Apesar dos avanços na resposta ao HIV, as comunidades LGBTQIA + continuam sendo deixadas para trás. Enquanto as novas infecções por HIV caíram 35% entre adultos em todo o mundo desde 2010, aumentaram 11% entre homens gays e 3% entre pessoas trans. O estigma, a discriminação e a criminalização, assim como as restrições à capacidade de organizações comunitárias se formarem e operarem, atuam como barreiras ao acesso a cuidados de saúde essenciais.
“Prestamos homenagem aos nossos colegas que fazem parte da comunidade LGBTQI+”, disse Winnie Byanyima, diretora executiva do Unaids. “Celebramos sua coragem, sua autenticidade e sua resiliência mesmo diante das adversidades enfrentadas pela comunidade. Devemos continuar apoiando e promovendo parcerias dos movimentos LGBTQIA+ com pessoas vivendo com HIV, mulheres e meninas e outras populações-chave. Na união, as comunidades podem encontrar a força para romper com as injustiças e impulsionar as mudanças necessárias para acabar com a aids.”
Organizações lideradas por homens gays e outros homens que fazem sexo com homens (HSH) têm sido cada vez mais ameaçadas por leis repressivas — novas ou reforçadas —, práticas policiais abusivas, violência e o encolhimento do espaço cívico. Pesquisas revelam que a prevalência do HIV entre esses homens é dez vezes maior em países onde existem barreiras legais para o funcionamento de grupos da sociedade civil.
Cortes recentes no financiamento da ajuda internacional também tiveram um impacto devastador nas organizações lideradas por comunidades, enfraquecendo sua capacidade de oferecer cuidados de saúde, ações de alcance baseadas na experiência dos pares e defesa de seus direitos.
“As ameaças à vida e à dignidade das pessoas LGBTI estão se intensificando em todo o mundo, e os cortes na ajuda externa e ao desenvolvimento, assim como os retrocessos nas políticas de diversidade, equidade e inclusão, só estão piorando a situação — especialmente para nossas comunidades”, afirmou Julia Ehrt, diretora executiva da ILGA World, uma federação internacional de organizações que defendem os direitos humanos das pessoas LGBTIQIA+, “Todos os dias, vemos projetos e organizações dedicadas à segurança, ao bem-estar e à dignidade sendo encerrados.”
O tema do IDAHOBIT 2025 — “O Poder das Comunidades” — celebra a força da ação coletiva, destacando que as comunidades têm sido a força motriz do progresso não apenas para as pessoas LGBTQIA+, mas para todas.
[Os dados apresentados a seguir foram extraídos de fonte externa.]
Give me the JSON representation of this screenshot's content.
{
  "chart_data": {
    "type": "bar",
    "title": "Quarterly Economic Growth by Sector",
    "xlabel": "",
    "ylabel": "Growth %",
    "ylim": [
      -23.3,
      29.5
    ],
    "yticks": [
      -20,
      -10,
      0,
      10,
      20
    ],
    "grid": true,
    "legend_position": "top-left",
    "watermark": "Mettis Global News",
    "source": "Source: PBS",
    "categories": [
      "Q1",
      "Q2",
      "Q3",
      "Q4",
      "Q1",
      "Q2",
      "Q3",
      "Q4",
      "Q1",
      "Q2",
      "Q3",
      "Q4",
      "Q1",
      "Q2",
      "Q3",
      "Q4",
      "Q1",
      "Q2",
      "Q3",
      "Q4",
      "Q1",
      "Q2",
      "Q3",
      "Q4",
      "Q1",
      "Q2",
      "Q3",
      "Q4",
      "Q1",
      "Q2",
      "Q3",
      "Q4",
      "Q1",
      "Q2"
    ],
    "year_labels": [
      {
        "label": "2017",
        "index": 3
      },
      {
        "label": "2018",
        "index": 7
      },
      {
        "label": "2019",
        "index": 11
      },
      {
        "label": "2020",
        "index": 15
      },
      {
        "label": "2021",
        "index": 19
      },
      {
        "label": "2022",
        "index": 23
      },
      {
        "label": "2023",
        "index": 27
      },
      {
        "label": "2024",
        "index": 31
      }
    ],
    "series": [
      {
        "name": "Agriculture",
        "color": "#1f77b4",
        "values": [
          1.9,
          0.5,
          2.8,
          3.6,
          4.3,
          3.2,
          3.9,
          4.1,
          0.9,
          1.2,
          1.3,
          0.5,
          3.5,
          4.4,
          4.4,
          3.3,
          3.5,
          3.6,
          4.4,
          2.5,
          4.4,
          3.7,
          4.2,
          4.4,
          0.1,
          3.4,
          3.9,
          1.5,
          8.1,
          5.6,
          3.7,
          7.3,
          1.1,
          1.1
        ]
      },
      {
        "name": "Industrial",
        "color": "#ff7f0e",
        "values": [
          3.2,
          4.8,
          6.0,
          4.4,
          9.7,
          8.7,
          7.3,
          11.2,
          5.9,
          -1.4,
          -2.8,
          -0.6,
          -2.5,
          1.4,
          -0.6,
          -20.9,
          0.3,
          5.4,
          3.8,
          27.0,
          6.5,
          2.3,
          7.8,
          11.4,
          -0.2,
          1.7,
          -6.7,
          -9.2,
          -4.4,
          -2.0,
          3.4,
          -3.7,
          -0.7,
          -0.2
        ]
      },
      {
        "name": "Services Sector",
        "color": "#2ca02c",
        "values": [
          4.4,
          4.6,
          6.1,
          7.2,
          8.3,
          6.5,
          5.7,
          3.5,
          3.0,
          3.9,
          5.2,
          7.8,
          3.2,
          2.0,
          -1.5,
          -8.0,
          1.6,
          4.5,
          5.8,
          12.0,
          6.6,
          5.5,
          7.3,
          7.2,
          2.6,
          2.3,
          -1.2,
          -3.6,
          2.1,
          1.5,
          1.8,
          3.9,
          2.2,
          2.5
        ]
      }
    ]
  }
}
Na resposta ao HIV, as organizações comunitárias desempenham um papel fundamental, pois são confiáveis por seus pares, conseguem alcançar pessoas e grupos mais marginalizados e oferecem serviços baseados nas necessidades reais das pessoas.
Essas organizações também fornecem dados cruciais para melhorar políticas públicas e atuam politicamente em defesa do acesso a serviços e do fim do estigma e da discriminação.
O Unaids alerta que a crescente pressão e os ataques às comunidades, combinados com fortes cortes financeiros por parte de doações internacionais, podem ter consequências severas para a resposta ao HIV.
A perda de serviços liderados por pares levará a níveis mais altos de estigma e discriminação, criando ainda mais barreiras à prevenção, ao diagnóstico e ao tratamento — serviços que salvam vidas.
O ativismo e o trabalho das comunidades têm sido um impulsionador da resposta ao HIV por décadas.
O Unaids reafirma que o acesso à saúde é um direito de todas as pessoas. Uma resposta ao HIV liderada pelas comunidades é essencial para acabar com a AIDS como uma ameaça à saúde pública até 2030.